Lucila González Aranda, no duda de calificar como un “feliz tejido de acontecimientos donde la historia regional se refleja en el espejo de la saga de los Harker”; una historia que se remonta a 1925, cuando el viajero inglés John Harker Mudd llegó a las minas de La Baja (hoy municipio de California) en misión laboral y en su estadía conoció a Mercedes, sobrina del Sabio José Celestino Mutis y quien sería su esposa y madre de su hijo Adolfo Harker, estudiante destacado de fotografía y otras artes liberales en la escuela de Victoriano de Diego y Paredes en Piedecuesta.

Las felices coincidencias continuaron dejando su huella anecdótica cuando en un fallido viaje hacia la tierra de su padre, el joven Adolfo Harker Mutis naufragó enfrente de las costas de La Guajira, tierra que, casi un siglo después, en 1983, su nieto, el ingeniero mecánico y apasionado fotógrafo Santiago Harker, pisara por primera vez con la somera intención de documentar la historia de Puerto López, pueblo del que oyera hablar en la célebre canción de Rafael Escalona, El almirante Padilla.

A consecuencia de las fuertes lluvias que impedían cualquier movimiento, Santiago terminó quedándose tres semanas, tiempo suficiente para hacer que literalmente se enamorara de esa región y de sus gentes, en particular de la tribu Wayuú, la que no ha dejado de retratar en todas las expresiones culturales y cotidianas durante los últimos quince años.

Arquitecto de la mirada

La fotógrafa inglesa Margareth Cameron, en una dura discusión sobre la validez de concebir la fotografía como un arte, exponía su concepto: “El pintor se enfrenta a la limpieza del lienzo, donde por medio de su herramienta artística –los pinceles– desarrolla su obra.

El fotógrafo se enfrenta a un universo caótico de elementos que a través de su mirada estéticamente educada debe organizar y capturar con su herramienta, la cámara”. Esta bella concepción es precisamente lo que en el mundo de la fotografía se conoce como composición, y es exactamente una de las virtudes que separa el simple registro visual de una bella imagen fotográfica.

Detenerse en la observación del trabajo fotográfico de Santiago Harker es obligarse a fijar la mirada en aquellos elementos que desfilaron como peatones en ida y venida ante sus ojos, pero que él, a la mejor usanza de un arquitecto de la mirada, congeló en la instantaneidad de una fotografía adornada de arte puro.

“Voy de un lado a otro con mi cámara en las manos, pero no me canso de estar mirando y deteniéndome en cualquier marco de una ventana; a través de ellas se descubre otra manera de usar el visor de la cámara, pues ellas son como los ojos de las casas. Entonces es allí donde encuentro la imagen que me atrae y no dudo un instante en disparar… Después vendrán los permisos o las disculpas, si hubiera lugar”, asegura el artista al referirse a su manera de trabajar.

El universo Wayúu

El sincretismo cultural que se manifiesta en prácticamente cada uno de los modos y expresiones de relación diaria de los Wayúu fue un factor fundamental que motivó al fotógrafo Harker a indagar más y más sobre esta etnia de pastores y pescadores, habitantes en prácticamente la totalidad del territorio guajiro.

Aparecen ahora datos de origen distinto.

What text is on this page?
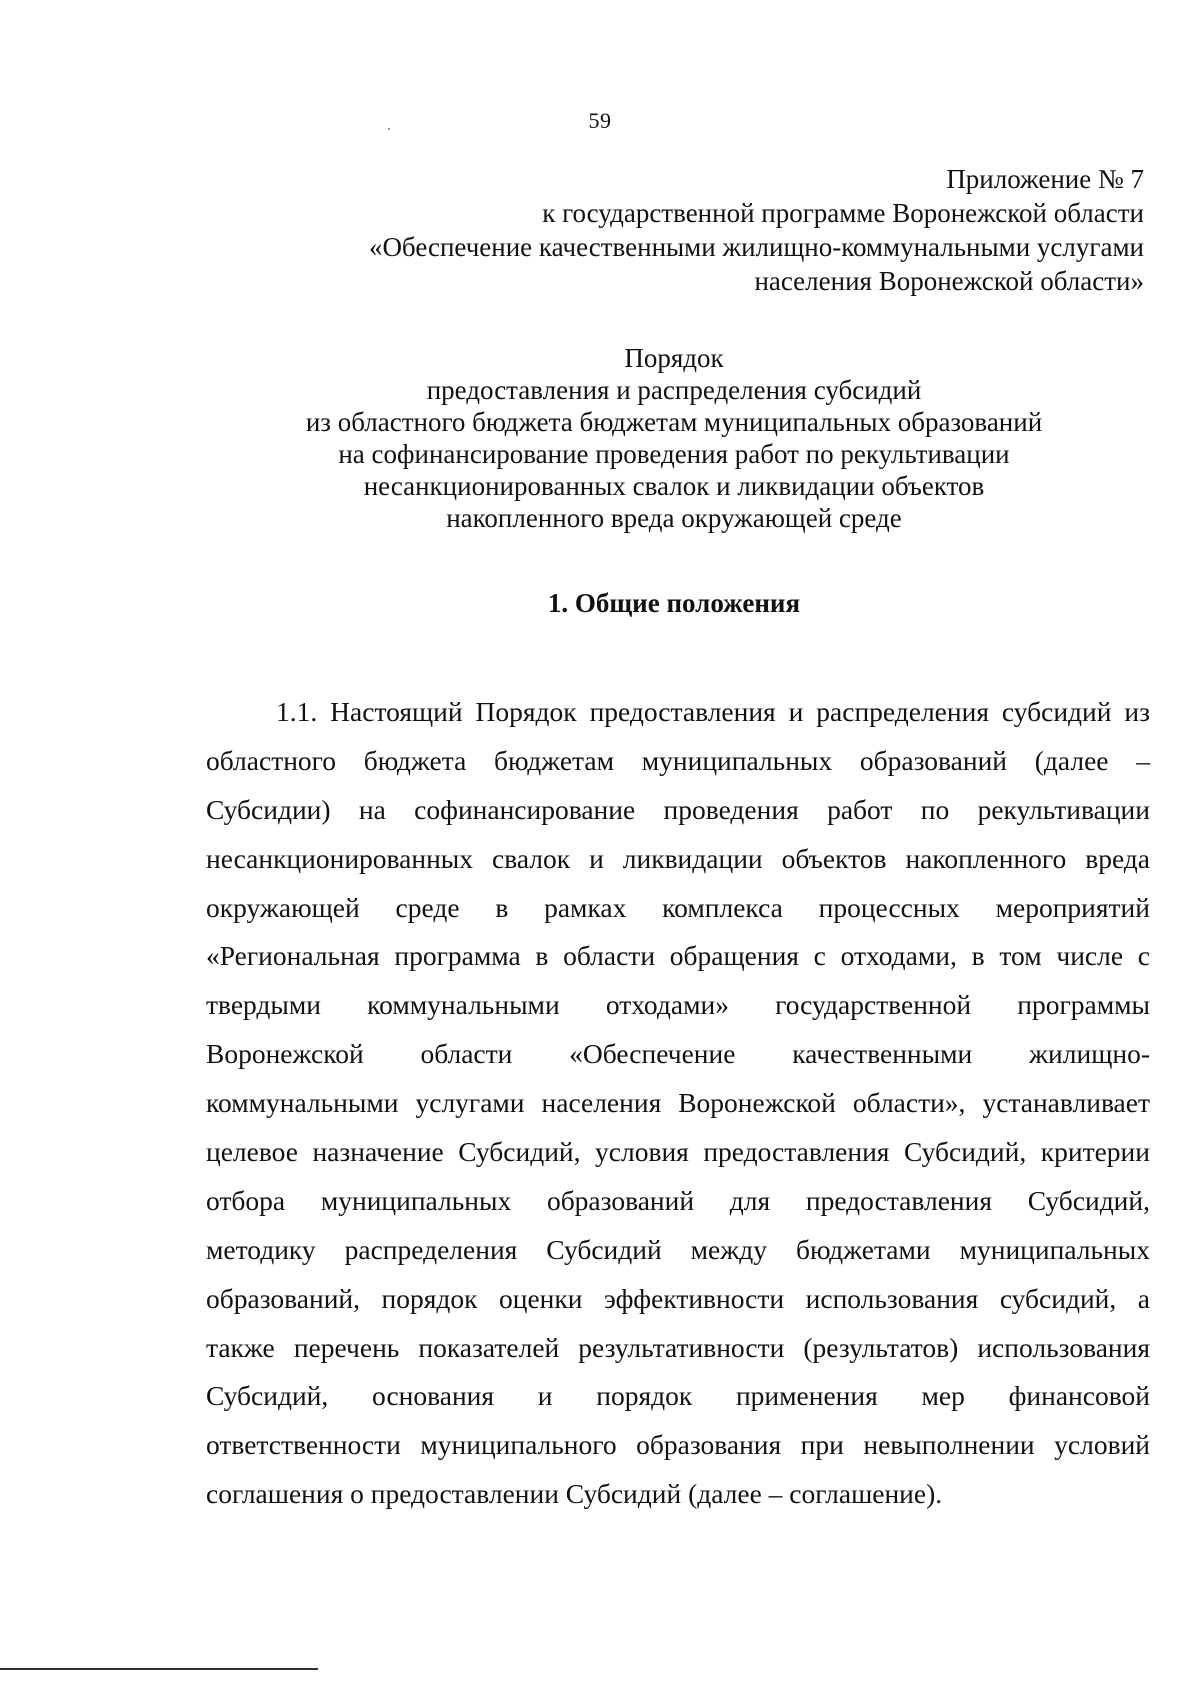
59
Приложение № 7
к государственной программе Воронежской области
«Обеспечение качественными жилищно-коммунальными услугами
населения Воронежской области»
Порядок
предоставления и распределения субсидий
из областного бюджета бюджетам муниципальных образований
на софинансирование проведения работ по рекультивации
несанкционированных свалок и ликвидации объектов
накопленного вреда окружающей среде
1. Общие положения
1.1. Настоящий Порядок предоставления и распределения субсидий из
областного бюджета бюджетам муниципальных образований (далее –
Субсидии) на софинансирование проведения работ по рекультивации
несанкционированных свалок и ликвидации объектов накопленного вреда
окружающей среде в рамках комплекса процессных мероприятий
«Региональная программа в области обращения с отходами, в том числе с
твердыми коммунальными отходами» государственной программы
Воронежской области «Обеспечение качественными жилищно-
коммунальными услугами населения Воронежской области», устанавливает
целевое назначение Субсидий, условия предоставления Субсидий, критерии
отбора муниципальных образований для предоставления Субсидий,
методику распределения Субсидий между бюджетами муниципальных
образований, порядок оценки эффективности использования субсидий, а
также перечень показателей результативности (результатов) использования
Субсидий, основания и порядок применения мер финансовой
ответственности муниципального образования при невыполнении условий
соглашения о предоставлении Субсидий (далее – соглашение).
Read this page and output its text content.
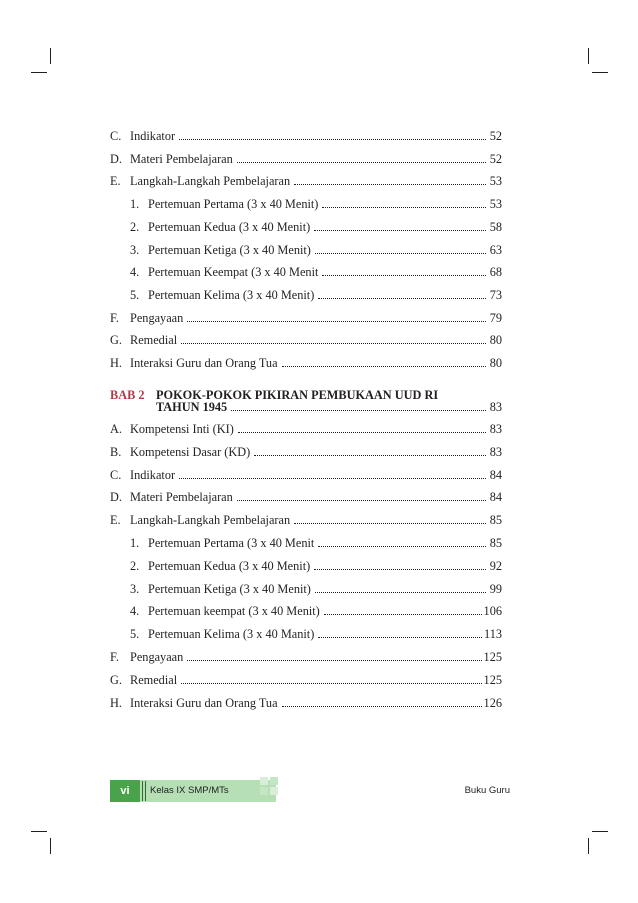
C. Indikator	52
D. Materi Pembelajaran	52
E. Langkah-Langkah Pembelajaran	53
1. Pertemuan Pertama (3 x 40 Menit)	53
2. Pertemuan Kedua (3 x 40 Menit)	58
3. Pertemuan Ketiga (3 x 40 Menit)	63
4. Pertemuan Keempat (3 x 40 Menit	68
5. Pertemuan Kelima (3 x 40 Menit)	73
F. Pengayaan	79
G. Remedial	80
H. Interaksi Guru dan Orang Tua	80
BAB 2 POKOK-POKOK PIKIRAN PEMBUKAAN UUD RI
TAHUN 1945	83
A. Kompetensi Inti (KI)	83
B. Kompetensi Dasar (KD)	83
C. Indikator	84
D. Materi Pembelajaran	84
E. Langkah-Langkah Pembelajaran	85
1. Pertemuan Pertama (3 x 40 Menit	85
2. Pertemuan Kedua (3 x 40 Menit)	92
3. Pertemuan Ketiga (3 x 40 Menit)	99
4. Pertemuan keempat (3 x 40 Menit)	106
5. Pertemuan Kelima (3 x 40 Manit)	113
F. Pengayaan	125
G. Remedial	125
H. Interaksi Guru dan Orang Tua	126
vi	Kelas IX SMP/MTs	Buku Guru
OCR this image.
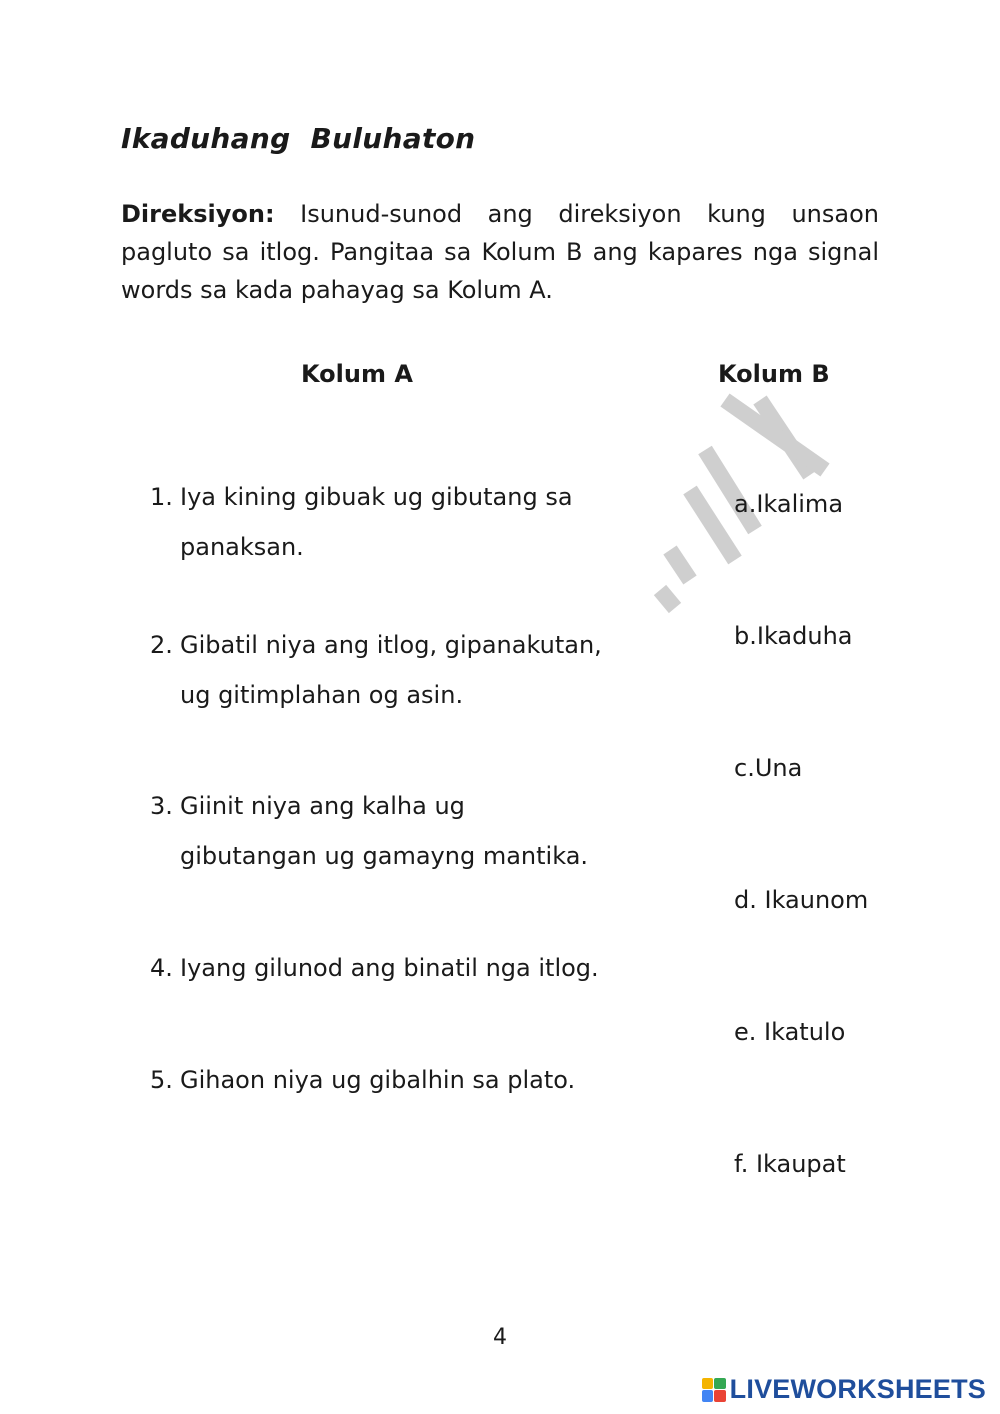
Ikaduhang  Buluhaton
Direksiyon: Isunud-sunod ang direksiyon kung unsaon pagluto sa itlog. Pangitaa sa Kolum B ang kapares nga signal words sa kada pahayag sa Kolum A.
Kolum A	Kolum B
1. Iya kining gibuak ug gibutang sa
panaksan.
2. Gibatil niya ang itlog, gipanakutan,
ug gitimplahan og asin.
3. Giinit niya ang kalha ug
gibutangan ug gamayng mantika.
4. Iyang gilunod ang binatil nga itlog.
5. Gihaon niya ug gibalhin sa plato.
a.Ikalima
b.Ikaduha
c.Una
d. Ikaunom
e. Ikatulo
f. Ikaupat
4
LIVEWORKSHEETS
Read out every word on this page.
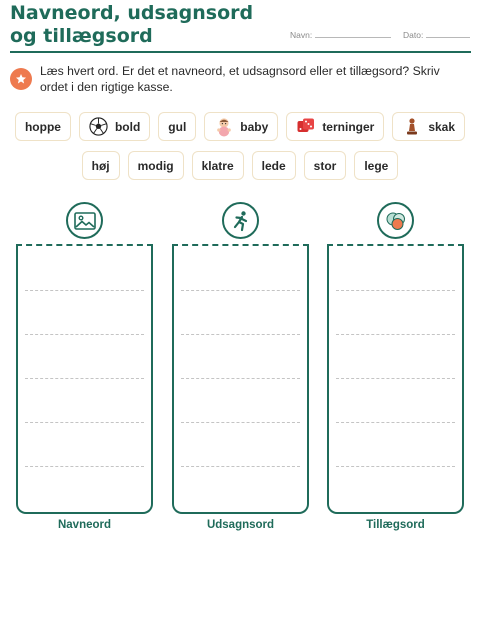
Navneord, udsagnsord og tillægsord	Navn:	Dato:
Læs hvert ord. Er det et navneord, et udsagnsord eller et tillægsord? Skriv ordet i den rigtige kasse.
hoppe	bold gul	baby	terninger	skak
høj modig klatre lede stor lege
Navneord	Udsagnsord	Tillægsord
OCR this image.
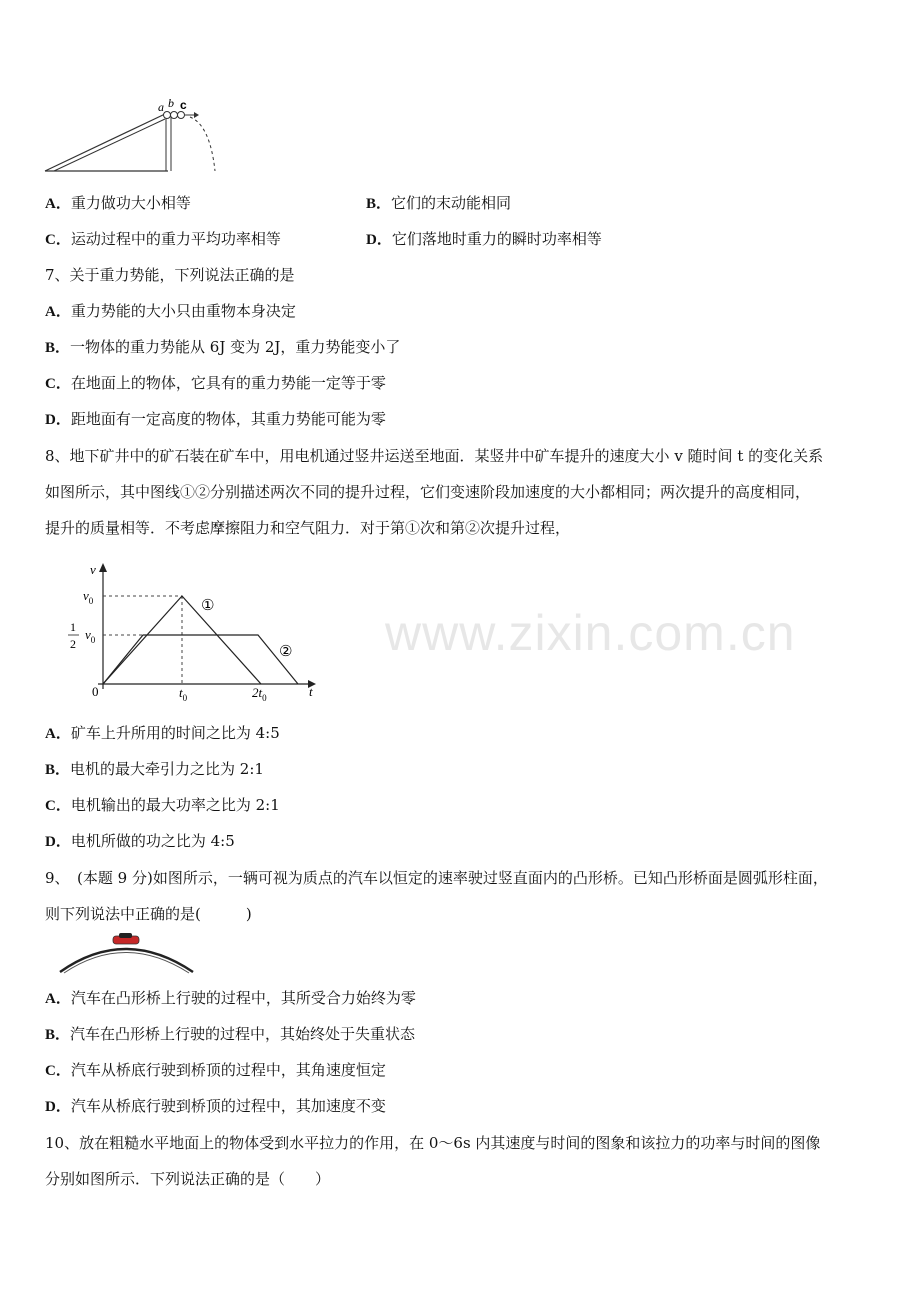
a b c
A．重力做功大小相等	B．它们的末动能相同
C．运动过程中的重力平均功率相等	D．它们落地时重力的瞬时功率相等
7、关于重力势能，下列说法正确的是
A．重力势能的大小只由重物本身决定
B．一物体的重力势能从 6J 变为 2J，重力势能变小了
C．在地面上的物体，它具有的重力势能一定等于零
D．距地面有一定高度的物体，其重力势能可能为零
8、地下矿井中的矿石装在矿车中，用电机通过竖井运送至地面．某竖井中矿车提升的速度大小 v 随时间 t 的变化关系
如图所示，其中图线①②分别描述两次不同的提升过程，它们变速阶段加速度的大小都相同；两次提升的高度相同，
提升的质量相等．不考虑摩擦阻力和空气阻力．对于第①次和第②次提升过程，
v
t
0
$v_0$
1
2
$v_0$
$t_0$	$2t_0$
①
② www.zixin.com.cn
A．矿车上升所用的时间之比为 4:5
B．电机的最大牵引力之比为 2:1
C．电机输出的最大功率之比为 2:1
D．电机所做的功之比为 4:5
9、　(本题 9 分)如图所示，一辆可视为质点的汽车以恒定的速率驶过竖直面内的凸形桥。已知凸形桥面是圆弧形柱面，
则下列说法中正确的是(　　　)
A．汽车在凸形桥上行驶的过程中，其所受合力始终为零
B．汽车在凸形桥上行驶的过程中，其始终处于失重状态
C．汽车从桥底行驶到桥顶的过程中，其角速度恒定
D．汽车从桥底行驶到桥顶的过程中，其加速度不变
10、放在粗糙水平地面上的物体受到水平拉力的作用，在 0～6s 内其速度与时间的图象和该拉力的功率与时间的图像
分别如图所示．下列说法正确的是（　　）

“Lo interesante de los Wayuú es su capacidad de resistencia pacífica, y a veces por la fuerza, que les ha permitido sobrevivir a todas las formas de dominación cultural e imposición o dominio, y ha obligado al intruso a adaptarse a su forma de vida o en su defecto a partir de su territorio.

Yo me quedé porque asumí un compromiso con su gente, un compromiso de respeto y correspondencia, que me han permitido hoy ser parte de sus vidas, sin riesgo de llegar a la impertinencia o al morbo visual. Asumo cada encuentro con sus gentes como una invitación abierta a ser parte natural de su cotidianidad”, señala el maestro Harker.